0.2 Biot - savart law  (Page 2/4)

Substituting in the Biot-Savart expression for r , we have :

$$đ\mathbf{B}=\frac{{\mu }_0}{4\pi }\frac{Iđ\mathbf{l}X\underset{}{\overset{‸}{\mathbf{r}}}}{r^2}$$

Some important deductions arising from Biot-Savart law are given in the following subsections.

Direction of magnetic field and superposition principle

The direction of magnetic field is the direction of vector cross product dl X r . In the figure shown below, the wire and displacement vector are considered to be in the plane of drawing (xy plane). Clearly, direction of magnetic field is perpendicular to the plane of drawing. In order to know the orientation, we align or curl the fingers of right hand as we travel from vector dl to vector r as shown in the figure. The extended thumb indicates that magnetic field is into the plane of drawing (-z direction), which is shown by a cross (X) symbol at point P.

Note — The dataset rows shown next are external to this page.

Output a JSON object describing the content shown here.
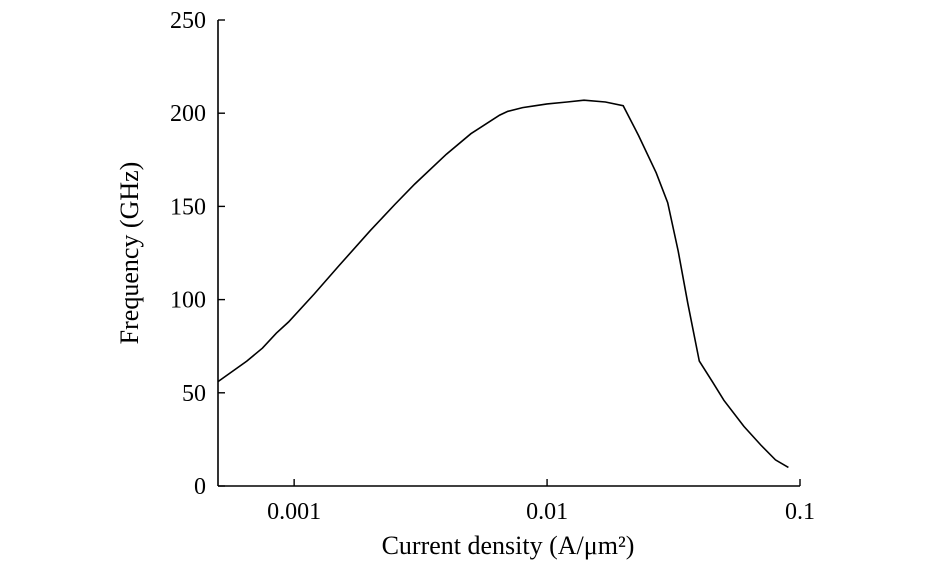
{
  "chart_data": {
    "type": "line",
    "xlabel": "Current density (A/μm²)",
    "ylabel": "Frequency (GHz)",
    "xscale": "log",
    "xlim": [
      0.0005,
      0.1
    ],
    "ylim": [
      0,
      250
    ],
    "grid": false,
    "x_ticks": [
      0.001,
      0.01,
      0.1
    ],
    "x_tick_labels": [
      "0.001",
      "0.01",
      "0.1"
    ],
    "y_ticks": [
      0,
      50,
      100,
      150,
      200,
      250
    ],
    "y_tick_labels": [
      "0",
      "50",
      "100",
      "150",
      "200",
      "250"
    ],
    "series": [
      {
        "x": [
          0.0005,
          0.00065,
          0.00075,
          0.00085,
          0.00095,
          0.0012,
          0.0015,
          0.002,
          0.0025,
          0.003,
          0.004,
          0.005,
          0.006,
          0.0065,
          0.007,
          0.008,
          0.009,
          0.01,
          0.012,
          0.014,
          0.017,
          0.02,
          0.023,
          0.027,
          0.03,
          0.033,
          0.036,
          0.04,
          0.045,
          0.05,
          0.06,
          0.07,
          0.08,
          0.09
        ],
        "y": [
          56,
          67,
          74,
          82,
          88,
          103,
          118,
          137,
          151,
          162,
          178,
          189,
          196,
          199,
          201,
          203,
          204,
          205,
          206,
          207,
          206,
          204,
          188,
          168,
          152,
          126,
          98,
          67,
          56,
          46,
          32,
          22,
          14,
          10
        ]
      }
    ]
  }
}
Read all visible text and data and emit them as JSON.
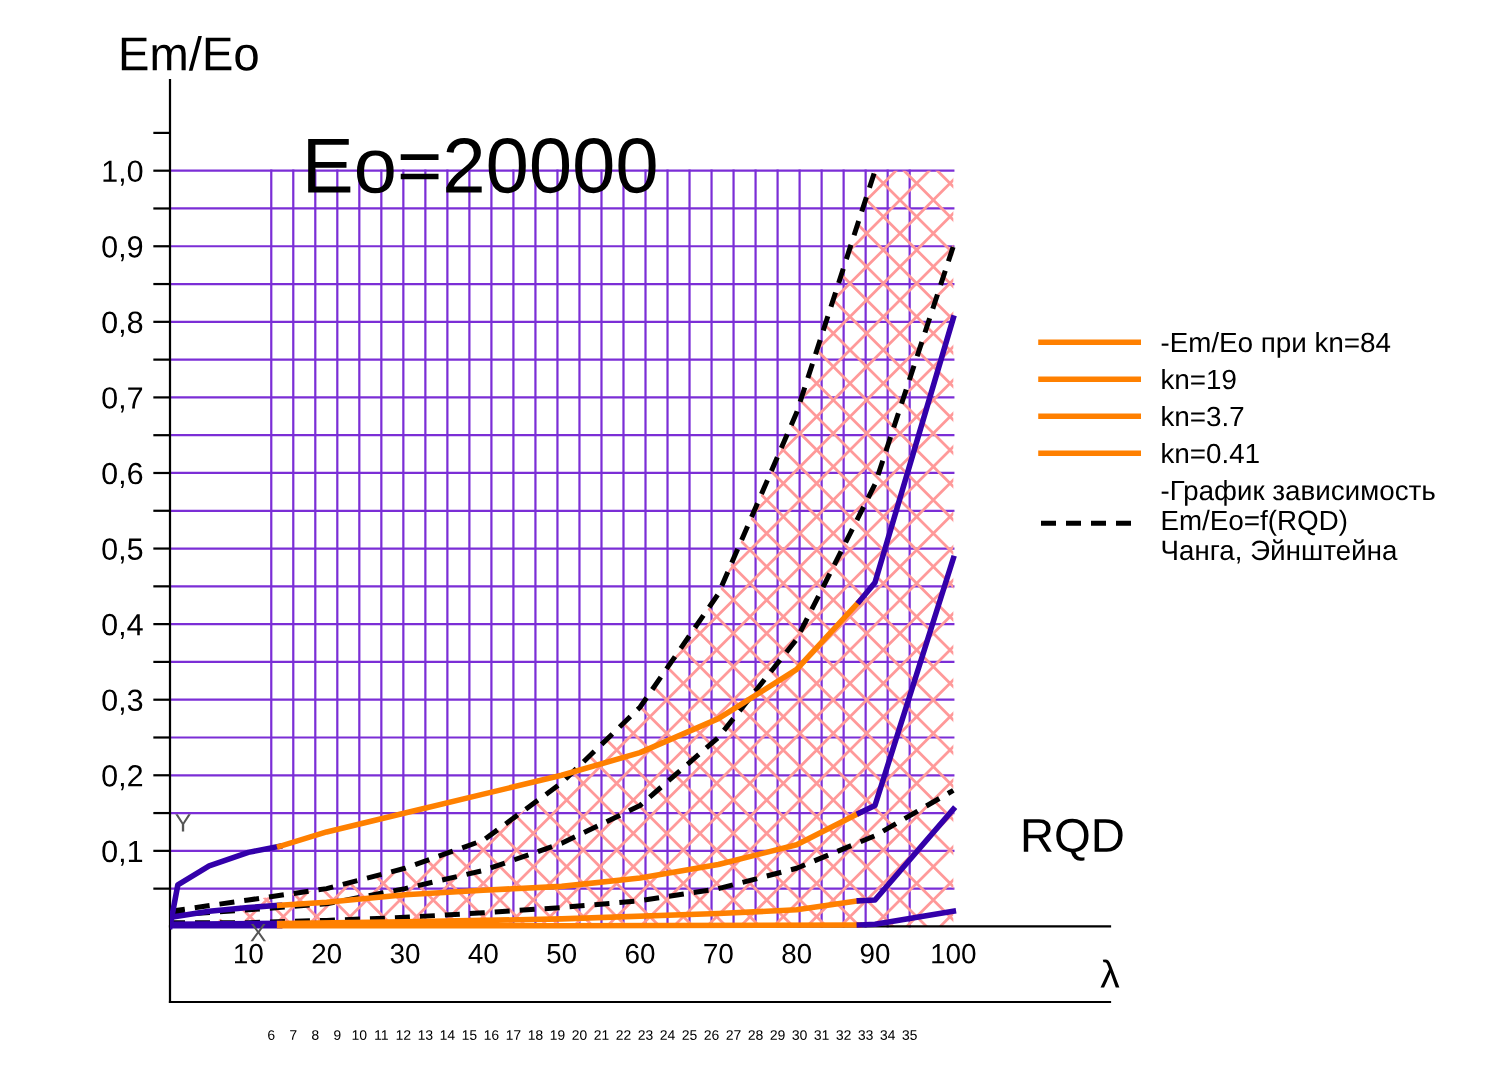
{
  "chart_data": {
    "type": "line",
    "title": "Eo=20000",
    "xlabel": "RQD",
    "ylabel": "Em/Eo",
    "x2label": "λ",
    "xlim": [
      0,
      120
    ],
    "ylim": [
      -0.1,
      1.12
    ],
    "xticks": [
      10,
      20,
      30,
      40,
      50,
      60,
      70,
      80,
      90,
      100
    ],
    "yticks": [
      {
        "value": 0.05,
        "label": null
      },
      {
        "value": 0.1,
        "label": "0,1"
      },
      {
        "value": 0.15,
        "label": null
      },
      {
        "value": 0.2,
        "label": "0,2"
      },
      {
        "value": 0.25,
        "label": null
      },
      {
        "value": 0.3,
        "label": "0,3"
      },
      {
        "value": 0.35,
        "label": null
      },
      {
        "value": 0.4,
        "label": "0,4"
      },
      {
        "value": 0.45,
        "label": null
      },
      {
        "value": 0.5,
        "label": "0,5"
      },
      {
        "value": 0.55,
        "label": null
      },
      {
        "value": 0.6,
        "label": "0,6"
      },
      {
        "value": 0.65,
        "label": null
      },
      {
        "value": 0.7,
        "label": "0,7"
      },
      {
        "value": 0.75,
        "label": null
      },
      {
        "value": 0.8,
        "label": "0,8"
      },
      {
        "value": 0.85,
        "label": null
      },
      {
        "value": 0.9,
        "label": "0,9"
      },
      {
        "value": 0.95,
        "label": null
      },
      {
        "value": 1.0,
        "label": "1,0"
      },
      {
        "value": 1.05,
        "label": null
      }
    ],
    "x2lim": [
      1.4,
      44.1
    ],
    "x2ticks": [
      6,
      7,
      8,
      9,
      10,
      11,
      12,
      13,
      14,
      15,
      16,
      17,
      18,
      19,
      20,
      21,
      22,
      23,
      24,
      25,
      26,
      27,
      28,
      29,
      30,
      31,
      32,
      33,
      34,
      35
    ],
    "grid": true,
    "legend": "right",
    "marker": "none",
    "annotations": [
      "Y",
      "X"
    ],
    "series": [
      {
        "type": "area",
        "color": "#ff9999",
        "x": [
          5,
          10,
          20,
          30,
          40,
          50,
          60,
          70,
          80,
          90,
          100
        ],
        "values": [
          0.0,
          0.035,
          0.05,
          0.077,
          0.114,
          0.19,
          0.29,
          0.44,
          0.68,
          1.0,
          1.0
        ]
      },
      {
        "color": "#000000",
        "line_style": "dashed",
        "name": "-График зависимость\nEm/Eo=f(RQD)\nЧанга, Эйнштейна",
        "x": [
          0,
          10,
          20,
          30,
          40,
          50,
          60,
          70,
          80,
          90
        ],
        "values": [
          0.02,
          0.035,
          0.05,
          0.077,
          0.114,
          0.19,
          0.29,
          0.44,
          0.68,
          1.0
        ]
      },
      {
        "color": "#000000",
        "line_style": "dashed",
        "x": [
          0,
          10,
          20,
          30,
          40,
          50,
          60,
          70,
          80,
          90,
          100
        ],
        "values": [
          0.015,
          0.022,
          0.03,
          0.05,
          0.074,
          0.11,
          0.16,
          0.25,
          0.38,
          0.585,
          0.9
        ]
      },
      {
        "color": "#000000",
        "line_style": "dashed",
        "x": [
          0,
          10,
          20,
          30,
          40,
          50,
          60,
          70,
          80,
          90,
          100
        ],
        "values": [
          0.005,
          0.005,
          0.008,
          0.012,
          0.018,
          0.025,
          0.034,
          0.05,
          0.077,
          0.12,
          0.18
        ]
      },
      {
        "color": "#3300aa",
        "x": [
          0,
          1,
          5,
          10,
          14
        ],
        "values": [
          0.0,
          0.055,
          0.08,
          0.098,
          0.106
        ]
      },
      {
        "color": "#ff8000",
        "name": "-Em/Eo при kn=84",
        "x": [
          14,
          20,
          30,
          40,
          50,
          60,
          70,
          80,
          88
        ],
        "values": [
          0.106,
          0.125,
          0.15,
          0.175,
          0.2,
          0.23,
          0.275,
          0.34,
          0.43
        ]
      },
      {
        "color": "#3300aa",
        "x": [
          88,
          90,
          100
        ],
        "values": [
          0.43,
          0.455,
          0.805
        ]
      },
      {
        "color": "#3300aa",
        "x": [
          0,
          5,
          10,
          14
        ],
        "values": [
          0.012,
          0.02,
          0.025,
          0.028
        ]
      },
      {
        "color": "#ff8000",
        "name": "kn=19",
        "x": [
          14,
          20,
          30,
          40,
          50,
          60,
          70,
          80,
          88
        ],
        "values": [
          0.028,
          0.032,
          0.042,
          0.048,
          0.053,
          0.064,
          0.082,
          0.108,
          0.15
        ]
      },
      {
        "color": "#3300aa",
        "x": [
          88,
          90,
          100
        ],
        "values": [
          0.15,
          0.16,
          0.487
        ]
      },
      {
        "color": "#3300aa",
        "x": [
          0,
          14
        ],
        "values": [
          0.003,
          0.004
        ]
      },
      {
        "color": "#ff8000",
        "name": "kn=3.7",
        "x": [
          14,
          30,
          50,
          70,
          80,
          88
        ],
        "values": [
          0.004,
          0.006,
          0.01,
          0.017,
          0.022,
          0.034
        ]
      },
      {
        "color": "#3300aa",
        "x": [
          88,
          90,
          100
        ],
        "values": [
          0.034,
          0.035,
          0.155
        ]
      },
      {
        "color": "#3300aa",
        "x": [
          0,
          14
        ],
        "values": [
          0.001,
          0.001
        ]
      },
      {
        "color": "#ff8000",
        "name": "kn=0.41",
        "x": [
          14,
          50,
          88
        ],
        "values": [
          0.001,
          0.001,
          0.002
        ]
      },
      {
        "color": "#3300aa",
        "x": [
          88,
          90,
          100
        ],
        "values": [
          0.002,
          0.003,
          0.02
        ]
      }
    ]
  }
}
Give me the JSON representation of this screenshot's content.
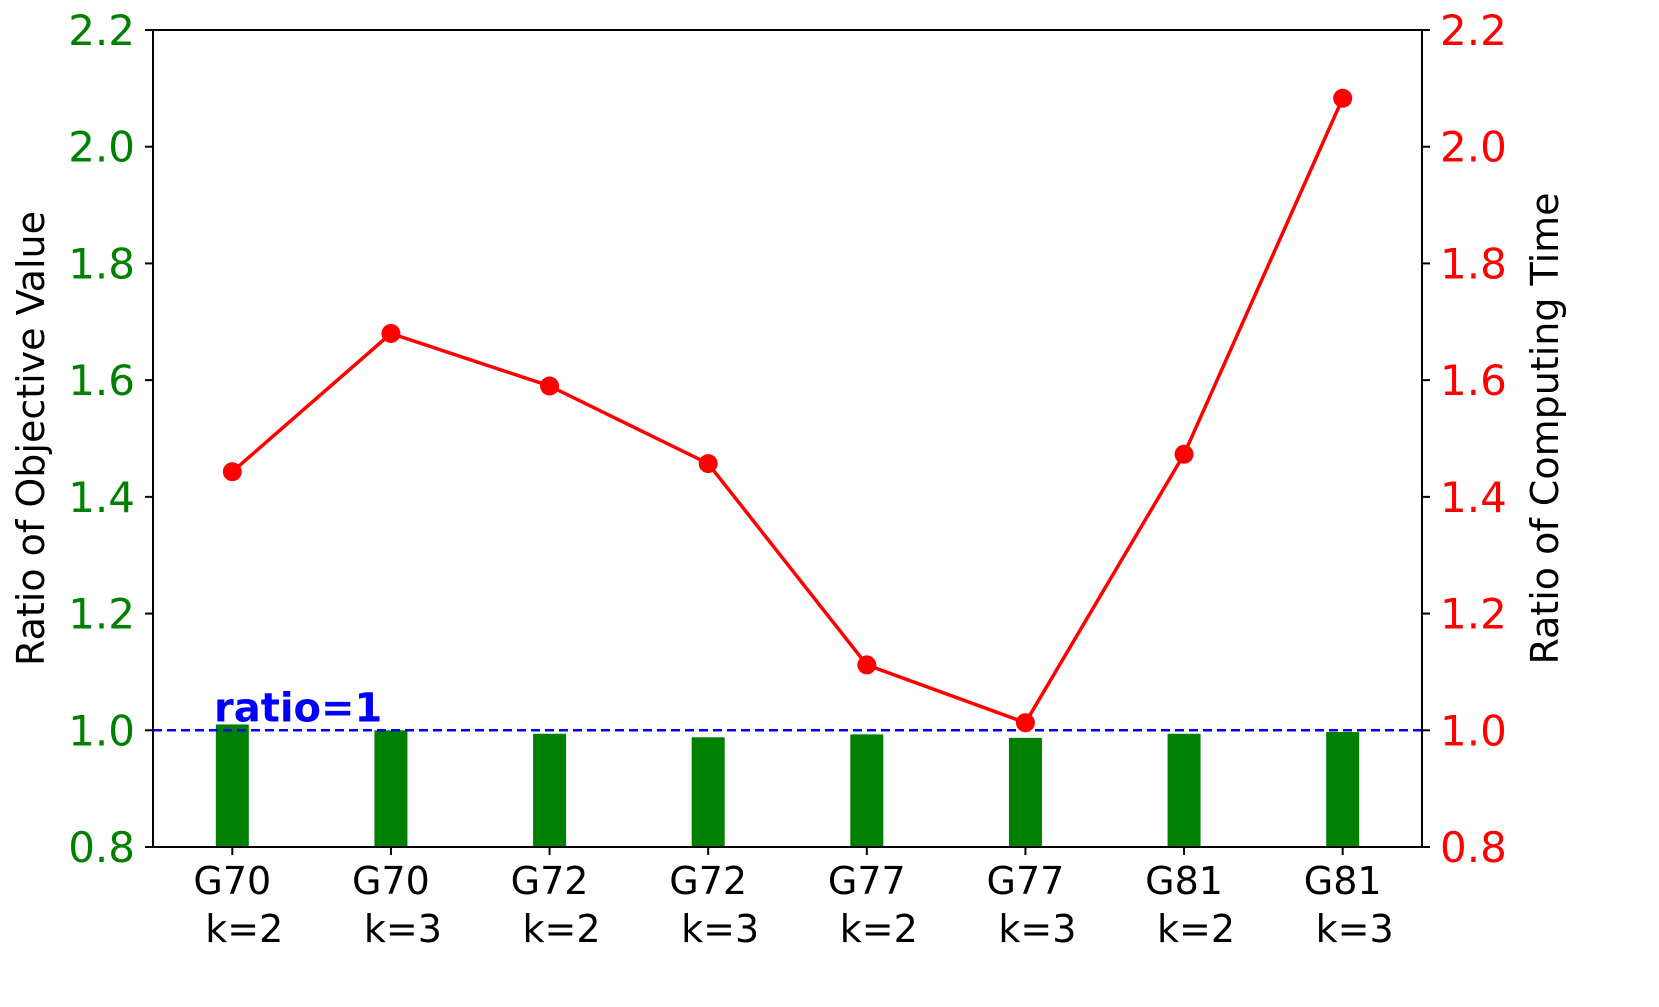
{
  "chart_data": {
    "type": "bar+line",
    "categories": [
      [
        "G70",
        "k=2"
      ],
      [
        "G70",
        "k=3"
      ],
      [
        "G72",
        "k=2"
      ],
      [
        "G72",
        "k=3"
      ],
      [
        "G77",
        "k=2"
      ],
      [
        "G77",
        "k=3"
      ],
      [
        "G81",
        "k=2"
      ],
      [
        "G81",
        "k=3"
      ]
    ],
    "bar_series": {
      "axis": "left",
      "color": "#008000",
      "values": [
        1.01,
        1.0,
        0.994,
        0.988,
        0.993,
        0.987,
        0.994,
        0.997
      ]
    },
    "line_series": {
      "axis": "right",
      "color": "#ff0000",
      "values": [
        1.443,
        1.68,
        1.59,
        1.457,
        1.112,
        1.013,
        1.473,
        2.083
      ]
    },
    "left_axis": {
      "label": "Ratio of Objective Value",
      "ylim": [
        0.8,
        2.2
      ],
      "ticks": [
        "0.8",
        "1.0",
        "1.2",
        "1.4",
        "1.6",
        "1.8",
        "2.0",
        "2.2"
      ],
      "color": "#008000"
    },
    "right_axis": {
      "label": "Ratio of Computing Time",
      "ylim": [
        0.8,
        2.2
      ],
      "ticks": [
        "0.8",
        "1.0",
        "1.2",
        "1.4",
        "1.6",
        "1.8",
        "2.0",
        "2.2"
      ],
      "color": "#ff0000"
    },
    "reference_line": {
      "y": 1.0,
      "label": "ratio=1",
      "color": "#0000ff",
      "style": "dashed"
    },
    "grid": false,
    "legend": "none"
  }
}
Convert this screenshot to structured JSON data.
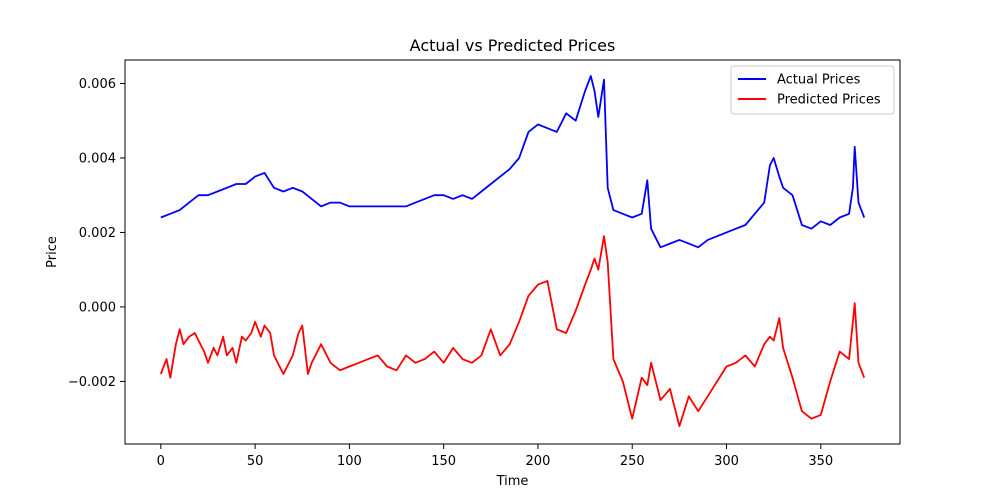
{
  "chart_data": {
    "type": "line",
    "title": "Actual vs Predicted Prices",
    "xlabel": "Time",
    "ylabel": "Price",
    "xlim": [
      -19,
      392
    ],
    "ylim": [
      -0.00368,
      0.00663
    ],
    "xticks": [
      0,
      50,
      100,
      150,
      200,
      250,
      300,
      350
    ],
    "xtick_labels": [
      "0",
      "50",
      "100",
      "150",
      "200",
      "250",
      "300",
      "350"
    ],
    "yticks": [
      -0.002,
      0.0,
      0.002,
      0.004,
      0.006
    ],
    "ytick_labels": [
      "−0.002",
      "0.000",
      "0.002",
      "0.004",
      "0.006"
    ],
    "grid": false,
    "legend_position": "top-right",
    "series": [
      {
        "name": "Actual Prices",
        "color": "#0000ff",
        "x": [
          0,
          5,
          10,
          15,
          20,
          25,
          30,
          35,
          40,
          45,
          50,
          55,
          60,
          65,
          70,
          75,
          80,
          85,
          90,
          95,
          100,
          105,
          110,
          115,
          120,
          125,
          130,
          135,
          140,
          145,
          150,
          155,
          160,
          165,
          170,
          175,
          180,
          185,
          190,
          195,
          200,
          205,
          210,
          215,
          220,
          225,
          228,
          230,
          232,
          235,
          237,
          240,
          245,
          250,
          255,
          258,
          260,
          265,
          270,
          275,
          280,
          285,
          290,
          295,
          300,
          305,
          310,
          315,
          320,
          323,
          325,
          328,
          330,
          335,
          340,
          345,
          350,
          355,
          360,
          365,
          367,
          368,
          370,
          373
        ],
        "y": [
          0.0024,
          0.0025,
          0.0026,
          0.0028,
          0.003,
          0.003,
          0.0031,
          0.0032,
          0.0033,
          0.0033,
          0.0035,
          0.0036,
          0.0032,
          0.0031,
          0.0032,
          0.0031,
          0.0029,
          0.0027,
          0.0028,
          0.0028,
          0.0027,
          0.0027,
          0.0027,
          0.0027,
          0.0027,
          0.0027,
          0.0027,
          0.0028,
          0.0029,
          0.003,
          0.003,
          0.0029,
          0.003,
          0.0029,
          0.0031,
          0.0033,
          0.0035,
          0.0037,
          0.004,
          0.0047,
          0.0049,
          0.0048,
          0.0047,
          0.0052,
          0.005,
          0.0058,
          0.0062,
          0.0058,
          0.0051,
          0.0061,
          0.0032,
          0.0026,
          0.0025,
          0.0024,
          0.0025,
          0.0034,
          0.0021,
          0.0016,
          0.0017,
          0.0018,
          0.0017,
          0.0016,
          0.0018,
          0.0019,
          0.002,
          0.0021,
          0.0022,
          0.0025,
          0.0028,
          0.0038,
          0.004,
          0.0035,
          0.0032,
          0.003,
          0.0022,
          0.0021,
          0.0023,
          0.0022,
          0.0024,
          0.0025,
          0.0032,
          0.0043,
          0.0028,
          0.0024
        ]
      },
      {
        "name": "Predicted Prices",
        "color": "#ff0000",
        "x": [
          0,
          3,
          5,
          8,
          10,
          12,
          15,
          18,
          20,
          23,
          25,
          28,
          30,
          33,
          35,
          38,
          40,
          43,
          45,
          48,
          50,
          53,
          55,
          58,
          60,
          63,
          65,
          70,
          73,
          75,
          78,
          80,
          85,
          90,
          95,
          100,
          105,
          110,
          115,
          120,
          125,
          130,
          135,
          140,
          145,
          150,
          155,
          160,
          165,
          170,
          175,
          180,
          185,
          190,
          195,
          200,
          205,
          210,
          215,
          220,
          225,
          228,
          230,
          232,
          235,
          237,
          240,
          245,
          250,
          255,
          258,
          260,
          265,
          270,
          272,
          275,
          280,
          285,
          290,
          295,
          300,
          305,
          310,
          315,
          320,
          323,
          325,
          328,
          330,
          335,
          340,
          345,
          350,
          355,
          360,
          365,
          368,
          370,
          373
        ],
        "y": [
          -0.0018,
          -0.0014,
          -0.0019,
          -0.001,
          -0.0006,
          -0.001,
          -0.0008,
          -0.0007,
          -0.0009,
          -0.0012,
          -0.0015,
          -0.0011,
          -0.0013,
          -0.0008,
          -0.0013,
          -0.0011,
          -0.0015,
          -0.0008,
          -0.0009,
          -0.0007,
          -0.0004,
          -0.0008,
          -0.0005,
          -0.0007,
          -0.0013,
          -0.0016,
          -0.0018,
          -0.0013,
          -0.0007,
          -0.0005,
          -0.0018,
          -0.0015,
          -0.001,
          -0.0015,
          -0.0017,
          -0.0016,
          -0.0015,
          -0.0014,
          -0.0013,
          -0.0016,
          -0.0017,
          -0.0013,
          -0.0015,
          -0.0014,
          -0.0012,
          -0.0015,
          -0.0011,
          -0.0014,
          -0.0015,
          -0.0013,
          -0.0006,
          -0.0013,
          -0.001,
          -0.0004,
          0.0003,
          0.0006,
          0.0007,
          -0.0006,
          -0.0007,
          -0.0001,
          0.0006,
          0.001,
          0.0013,
          0.001,
          0.0019,
          0.0012,
          -0.0014,
          -0.002,
          -0.003,
          -0.0019,
          -0.0021,
          -0.0015,
          -0.0025,
          -0.0022,
          -0.0026,
          -0.0032,
          -0.0024,
          -0.0028,
          -0.0024,
          -0.002,
          -0.0016,
          -0.0015,
          -0.0013,
          -0.0016,
          -0.001,
          -0.0008,
          -0.0009,
          -0.0003,
          -0.0011,
          -0.0019,
          -0.0028,
          -0.003,
          -0.0029,
          -0.002,
          -0.0012,
          -0.0014,
          0.0001,
          -0.0015,
          -0.0019
        ]
      }
    ]
  }
}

Magnetic field due to small thin current element

This was a simplified situation. What if wire lies in three dimensional space (not in xy plane of reference shown in figure) such that different parts of the wire form different planes with displacement vectors. In such situations, magnetic fields due to different current elements of the current carrying wire are in different directions as shown here.

Magnetic field due to small thin current element

It is clear that directions of magnetic field due to different elements of the wire may not be along the same line. On the other hand, a single mathematical expression such as that of Biot-Savart can not denote multiple directions. For this reason, Biot-Savart’s law is stated for a small element of wire carrying current – not for the extended wire carrying current. However, we can find magnetic field due to extended wire carrying current by using superposition principle i.e. by using vector additions of the individual magnetic fields due to various current elements. We shall see subsequently that as a matter of fact we can integrate Biot-Savart’s vector expression for certain situations like straight wire or circular coil etc as :

$$\mathbf{B}=\int đ\mathbf{B}=\int \frac{{\mu }_0}{4\pi }\frac{Iđ\mathbf{l}X\underset{}{\overset{‸}{\mathbf{r}}}}{r^2}$$

For better appreciation of directional property of magnetic field, yet another visualization of three dimensional representation of magnetic field due to a small element of current is shown here :

Magnetic field due to small thin current element

The circles have been drawn such that their centers lie on the tangent YY’ drawn along the current length element dl and the planes of circles are perpendicular to it as shown in the figure. Note that magnetic field being perpendicular to the plane formed by vectors dl and r are tangential to the circles drawn. Also, each point on the circle is equidistant from the current element. As such, magnitudes of magnetic field along the circumference are having same value. Note, however, that they have shown as different vectors ${\mathbf{B}}_1$ , ${\mathbf{B}}_2$ etc. as their directions are different.